Deacon Ashby Hobson, who helped plan a facility for elderly residents beside Lyons' church, said prosecutors asked him who signed a letter pledging up to $750,000 from the convention as part of an application for federal financial backing for the facility.

"I told them I don't know," Hobson said, after testifying before the grand jury for more than an hour Thursday afternoon. "I told them that, 29 different ways. I did not sign the thing."

"The letter was the focus," Hobson said.

Federal law makes it a crime to knowingly give a false document to a federal agency. Falsifying a document to obtain a bank loan also can be a crime under state and federal laws.

The Rev. Richard P. Bifford, the convention's recording secretary from Pine Bluff, Ark., was asked about another forged document Thursday, he said.

Prosecutors wanted to know what Bifford -- as official recorder of votes for the organization -- recalled about a resolution guaranteeing a $300,000 home loan from the convention for Brenda Harris, a convention employee who has been romantically linked to Lyons.

The Jan. 23, 1996, resolution carried Cooper's name, though Cooper says the signature was phony and some convention members did not recall voting on the matter.

"I said I knew nothing about (who signed) it," Bifford said after testifying before the grand jury. Bifford said he did not recall a vote on the Harris loan, but said he recalled discussion of the issue.

Bifford said he also was asked about the Baptist Builder Fund, Lyons' secret bank account.

"I knew nothing about it," Bifford said. "I said I knew nothing about it several times" during an hour and 40 minutes of testimony.

The grand jury called him, Bifford said, to find out whether any convention records indicate that Lyons misspent money. He turned over minutes of the group's meeting last fall in Denver, he said.

"We just don't have anything on record to say he has misappropriated funds," Bifford said.

In September, a convention investigative committee abruptly ended a cursory inquiry into Lyons' dealings, saying it was time to forgive and move forward.

Bifford said the convention is satisfied with Lyons' explanations of financial questions. A strong Lyons supporter, Bifford accused the media, prosecutors and Lyons' opponents within the convention of keeping scrutiny of Lyons alive. Without a grand jury subpoena, Bifford said, he "wouldn't be here."

Two other witnesses were subpoenaed to testify, but were not called before the jury. They were expected to testify in the coming months. Norman Powe, a 71-year-old Seminole resident, is an accountant who worked on Lyons' taxes one year, he said. The other, Renee Fagans, 45, of San Diego, was a former assistant to Harris.

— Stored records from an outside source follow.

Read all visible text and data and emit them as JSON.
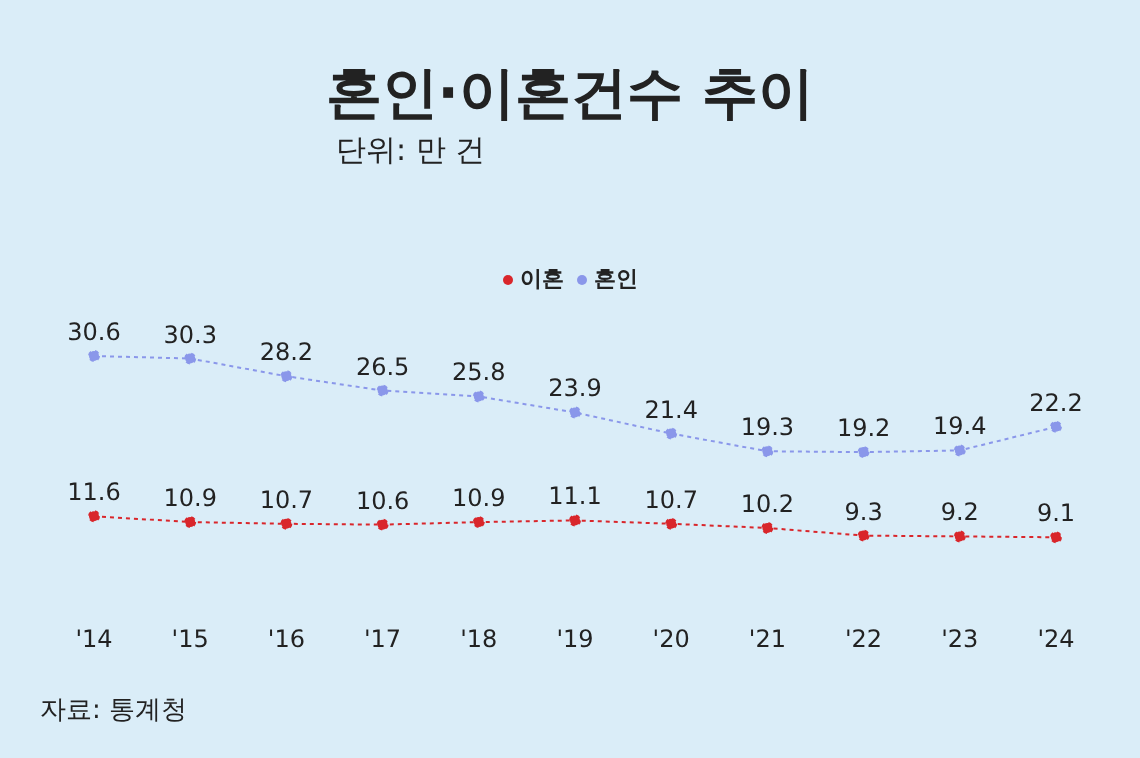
{
  "chart_data": {
    "type": "line",
    "title": "혼인·이혼건수 추이",
    "subtitle": "단위: 만 건",
    "categories": [
      "'14",
      "'15",
      "'16",
      "'17",
      "'18",
      "'19",
      "'20",
      "'21",
      "'22",
      "'23",
      "'24"
    ],
    "series": [
      {
        "name": "이혼",
        "color": "#d9262b",
        "values": [
          11.6,
          10.9,
          10.7,
          10.6,
          10.9,
          11.1,
          10.7,
          10.2,
          9.3,
          9.2,
          9.1
        ]
      },
      {
        "name": "혼인",
        "color": "#8a97ea",
        "values": [
          30.6,
          30.3,
          28.2,
          26.5,
          25.8,
          23.9,
          21.4,
          19.3,
          19.2,
          19.4,
          22.2
        ]
      }
    ],
    "tick_labels": "x",
    "data_labels": true,
    "legend": "top",
    "marker": "circle",
    "line_style": "dotted",
    "annotations": [
      "자료: 통계청"
    ]
  }
}
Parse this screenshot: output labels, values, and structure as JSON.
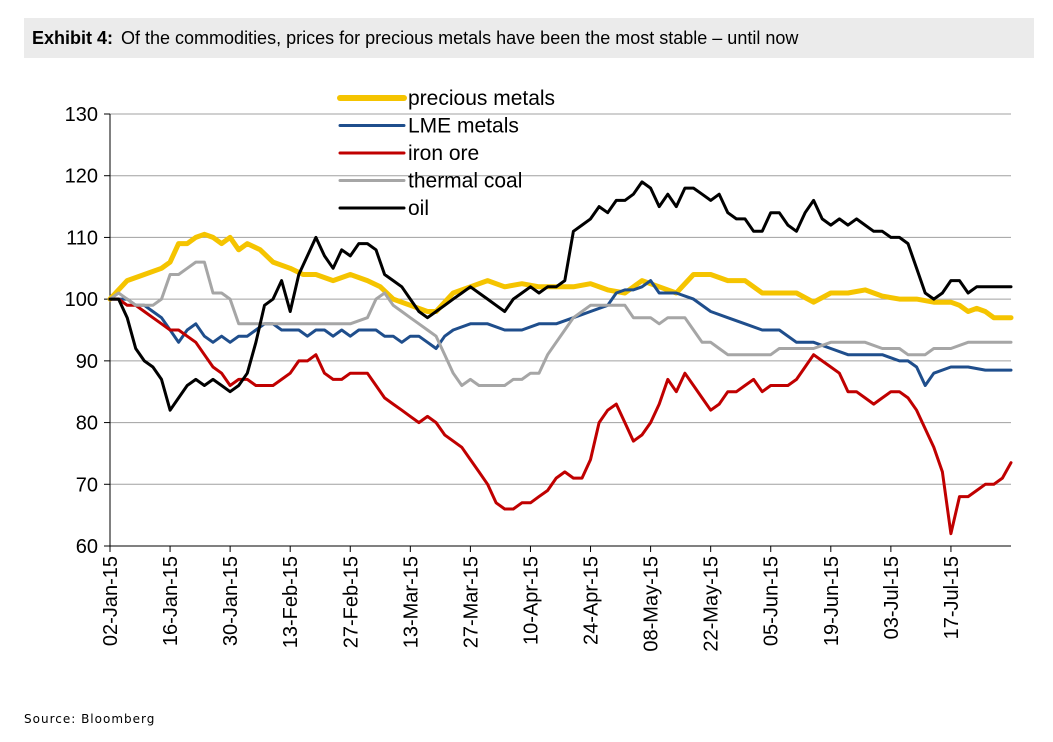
{
  "header": {
    "exhibit_label": "Exhibit 4:",
    "title": "Of the commodities, prices for precious metals have been the most stable – until now"
  },
  "source": "Source: Bloomberg",
  "chart_data": {
    "type": "line",
    "title": "Of the commodities, prices for precious metals have been the most stable – until now",
    "xlabel": "",
    "ylabel": "",
    "ylim": [
      60,
      130
    ],
    "yticks": [
      60,
      70,
      80,
      90,
      100,
      110,
      120,
      130
    ],
    "grid": true,
    "legend_position": "top-center",
    "x_range_days": [
      0,
      210
    ],
    "xticks": [
      {
        "day": 0,
        "label": "02-Jan-15"
      },
      {
        "day": 14,
        "label": "16-Jan-15"
      },
      {
        "day": 28,
        "label": "30-Jan-15"
      },
      {
        "day": 42,
        "label": "13-Feb-15"
      },
      {
        "day": 56,
        "label": "27-Feb-15"
      },
      {
        "day": 70,
        "label": "13-Mar-15"
      },
      {
        "day": 84,
        "label": "27-Mar-15"
      },
      {
        "day": 98,
        "label": "10-Apr-15"
      },
      {
        "day": 112,
        "label": "24-Apr-15"
      },
      {
        "day": 126,
        "label": "08-May-15"
      },
      {
        "day": 140,
        "label": "22-May-15"
      },
      {
        "day": 154,
        "label": "05-Jun-15"
      },
      {
        "day": 168,
        "label": "19-Jun-15"
      },
      {
        "day": 182,
        "label": "03-Jul-15"
      },
      {
        "day": 196,
        "label": "17-Jul-15"
      }
    ],
    "series": [
      {
        "name": "precious metals",
        "color": "#f5c400",
        "width": 5,
        "x": [
          0,
          4,
          8,
          12,
          14,
          16,
          18,
          20,
          22,
          24,
          26,
          28,
          30,
          32,
          35,
          38,
          42,
          45,
          48,
          52,
          56,
          60,
          63,
          66,
          70,
          74,
          76,
          80,
          84,
          88,
          92,
          96,
          100,
          104,
          108,
          112,
          116,
          120,
          124,
          128,
          132,
          136,
          140,
          144,
          148,
          152,
          156,
          160,
          164,
          168,
          172,
          176,
          180,
          184,
          188,
          192,
          196,
          198,
          200,
          202,
          204,
          206,
          208,
          210
        ],
        "values": [
          100,
          103,
          104,
          105,
          106,
          109,
          109,
          110,
          110.5,
          110,
          109,
          110,
          108,
          109,
          108,
          106,
          105,
          104,
          104,
          103,
          104,
          103,
          102,
          100,
          99,
          98,
          98,
          101,
          102,
          103,
          102,
          102.5,
          102,
          102,
          102,
          102.5,
          101.5,
          101,
          103,
          102,
          101,
          104,
          104,
          103,
          103,
          101,
          101,
          101,
          99.5,
          101,
          101,
          101.5,
          100.5,
          100,
          100,
          99.5,
          99.5,
          99,
          98,
          98.5,
          98,
          97,
          97,
          97
        ]
      },
      {
        "name": "LME metals",
        "color": "#1f4e8c",
        "width": 3,
        "x": [
          0,
          2,
          4,
          6,
          8,
          10,
          12,
          14,
          16,
          18,
          20,
          22,
          24,
          26,
          28,
          30,
          32,
          34,
          36,
          38,
          40,
          42,
          44,
          46,
          48,
          50,
          52,
          54,
          56,
          58,
          60,
          62,
          64,
          66,
          68,
          70,
          72,
          74,
          76,
          78,
          80,
          84,
          88,
          92,
          96,
          100,
          104,
          108,
          112,
          116,
          118,
          120,
          122,
          124,
          126,
          128,
          132,
          136,
          140,
          144,
          148,
          152,
          156,
          160,
          164,
          168,
          172,
          176,
          180,
          184,
          186,
          188,
          190,
          192,
          196,
          200,
          204,
          208,
          210
        ],
        "values": [
          100,
          100,
          100,
          99,
          99,
          98,
          97,
          95,
          93,
          95,
          96,
          94,
          93,
          94,
          93,
          94,
          94,
          95,
          96,
          96,
          95,
          95,
          95,
          94,
          95,
          95,
          94,
          95,
          94,
          95,
          95,
          95,
          94,
          94,
          93,
          94,
          94,
          93,
          92,
          94,
          95,
          96,
          96,
          95,
          95,
          96,
          96,
          97,
          98,
          99,
          101,
          101.5,
          101.5,
          102,
          103,
          101,
          101,
          100,
          98,
          97,
          96,
          95,
          95,
          93,
          93,
          92,
          91,
          91,
          91,
          90,
          90,
          89,
          86,
          88,
          89,
          89,
          88.5,
          88.5,
          88.5
        ]
      },
      {
        "name": "iron ore",
        "color": "#c00000",
        "width": 3,
        "x": [
          0,
          2,
          4,
          6,
          8,
          10,
          12,
          14,
          16,
          18,
          20,
          22,
          24,
          26,
          28,
          30,
          32,
          34,
          36,
          38,
          40,
          42,
          44,
          46,
          48,
          50,
          52,
          54,
          56,
          58,
          60,
          62,
          64,
          66,
          68,
          70,
          72,
          74,
          76,
          78,
          80,
          82,
          84,
          86,
          88,
          90,
          92,
          94,
          96,
          98,
          100,
          102,
          104,
          106,
          108,
          110,
          112,
          114,
          116,
          118,
          120,
          122,
          124,
          126,
          128,
          130,
          132,
          134,
          136,
          138,
          140,
          142,
          144,
          146,
          148,
          150,
          152,
          154,
          156,
          158,
          160,
          162,
          164,
          166,
          168,
          170,
          172,
          174,
          176,
          178,
          180,
          182,
          184,
          186,
          188,
          190,
          192,
          194,
          196,
          198,
          200,
          202,
          204,
          206,
          208,
          210
        ],
        "values": [
          100,
          100,
          99,
          99,
          98,
          97,
          96,
          95,
          95,
          94,
          93,
          91,
          89,
          88,
          86,
          87,
          87,
          86,
          86,
          86,
          87,
          88,
          90,
          90,
          91,
          88,
          87,
          87,
          88,
          88,
          88,
          86,
          84,
          83,
          82,
          81,
          80,
          81,
          80,
          78,
          77,
          76,
          74,
          72,
          70,
          67,
          66,
          66,
          67,
          67,
          68,
          69,
          71,
          72,
          71,
          71,
          74,
          80,
          82,
          83,
          80,
          77,
          78,
          80,
          83,
          87,
          85,
          88,
          86,
          84,
          82,
          83,
          85,
          85,
          86,
          87,
          85,
          86,
          86,
          86,
          87,
          89,
          91,
          90,
          89,
          88,
          85,
          85,
          84,
          83,
          84,
          85,
          85,
          84,
          82,
          79,
          76,
          72,
          62,
          68,
          68,
          69,
          70,
          70,
          71,
          73.5
        ]
      },
      {
        "name": "thermal coal",
        "color": "#a6a6a6",
        "width": 3,
        "x": [
          0,
          2,
          4,
          6,
          8,
          10,
          12,
          14,
          16,
          18,
          20,
          22,
          24,
          26,
          28,
          30,
          32,
          34,
          36,
          40,
          44,
          48,
          52,
          56,
          60,
          62,
          64,
          66,
          68,
          70,
          72,
          74,
          76,
          78,
          80,
          82,
          84,
          86,
          88,
          90,
          92,
          94,
          96,
          98,
          100,
          102,
          104,
          106,
          108,
          110,
          112,
          114,
          116,
          118,
          120,
          122,
          124,
          126,
          128,
          130,
          132,
          134,
          136,
          138,
          140,
          142,
          144,
          146,
          148,
          150,
          152,
          154,
          156,
          160,
          164,
          168,
          172,
          176,
          180,
          184,
          186,
          188,
          190,
          192,
          196,
          200,
          204,
          208,
          210
        ],
        "values": [
          100,
          101,
          100,
          99,
          99,
          99,
          100,
          104,
          104,
          105,
          106,
          106,
          101,
          101,
          100,
          96,
          96,
          96,
          96,
          96,
          96,
          96,
          96,
          96,
          97,
          100,
          101,
          99,
          98,
          97,
          96,
          95,
          94,
          91,
          88,
          86,
          87,
          86,
          86,
          86,
          86,
          87,
          87,
          88,
          88,
          91,
          93,
          95,
          97,
          98,
          99,
          99,
          99,
          99,
          99,
          97,
          97,
          97,
          96,
          97,
          97,
          97,
          95,
          93,
          93,
          92,
          91,
          91,
          91,
          91,
          91,
          91,
          92,
          92,
          92,
          93,
          93,
          93,
          92,
          92,
          91,
          91,
          91,
          92,
          92,
          93,
          93,
          93,
          93
        ]
      },
      {
        "name": "oil",
        "color": "#000000",
        "width": 3,
        "x": [
          0,
          2,
          4,
          6,
          8,
          10,
          12,
          14,
          16,
          18,
          20,
          22,
          24,
          26,
          28,
          30,
          32,
          34,
          36,
          38,
          40,
          42,
          44,
          46,
          48,
          50,
          52,
          54,
          56,
          58,
          60,
          62,
          64,
          66,
          68,
          70,
          72,
          74,
          76,
          78,
          80,
          82,
          84,
          86,
          88,
          90,
          92,
          94,
          96,
          98,
          100,
          102,
          104,
          106,
          108,
          110,
          112,
          114,
          116,
          118,
          120,
          122,
          124,
          126,
          128,
          130,
          132,
          134,
          136,
          138,
          140,
          142,
          144,
          146,
          148,
          150,
          152,
          154,
          156,
          158,
          160,
          162,
          164,
          166,
          168,
          170,
          172,
          174,
          176,
          178,
          180,
          182,
          184,
          186,
          188,
          190,
          192,
          194,
          196,
          198,
          200,
          202,
          204,
          206,
          208,
          210
        ],
        "values": [
          100,
          100,
          97,
          92,
          90,
          89,
          87,
          82,
          84,
          86,
          87,
          86,
          87,
          86,
          85,
          86,
          88,
          93,
          99,
          100,
          103,
          98,
          104,
          107,
          110,
          107,
          105,
          108,
          107,
          109,
          109,
          108,
          104,
          103,
          102,
          100,
          98,
          97,
          98,
          99,
          100,
          101,
          102,
          101,
          100,
          99,
          98,
          100,
          101,
          102,
          101,
          102,
          102,
          103,
          111,
          112,
          113,
          115,
          114,
          116,
          116,
          117,
          119,
          118,
          115,
          117,
          115,
          118,
          118,
          117,
          116,
          117,
          114,
          113,
          113,
          111,
          111,
          114,
          114,
          112,
          111,
          114,
          116,
          113,
          112,
          113,
          112,
          113,
          112,
          111,
          111,
          110,
          110,
          109,
          105,
          101,
          100,
          101,
          103,
          103,
          101,
          102,
          102,
          102,
          102,
          102
        ]
      }
    ]
  }
}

In 1995, Lyons recruited and hired Harris to take charge of all hotel and travel arrangements connected to the convention's many meetings, including its annual session, which draws more that 20,000 members to the host city.

In her job, Harris generates hundreds of thousands of dollars in revenue for the convention by securing rebates from hotels and local convention bureaus. According to her neighbors in Nashville, Harris introduced Lyons as her fiancee during a social event they hosted at her house. Lyons and Harris have denied any romance.

Fagans was flown in Wednesday night from California, where she said she works as a writer and where she originally met Harris, who worked for the San Diego Convention and Visitors Bureau before joining the convention. Fagans did not appear before the grand jury, but was interviewed by federal authorities for several hours.

She said authorities asked her a broad range of questions, from her knowledge about Lyons' relationship with Harris to details of how Harris and Lyons handled rebate money.

"There's lots of areas to be explored in terms of Lyon's credibility and financial activities," said Fagans, who left her convention job in April 1996.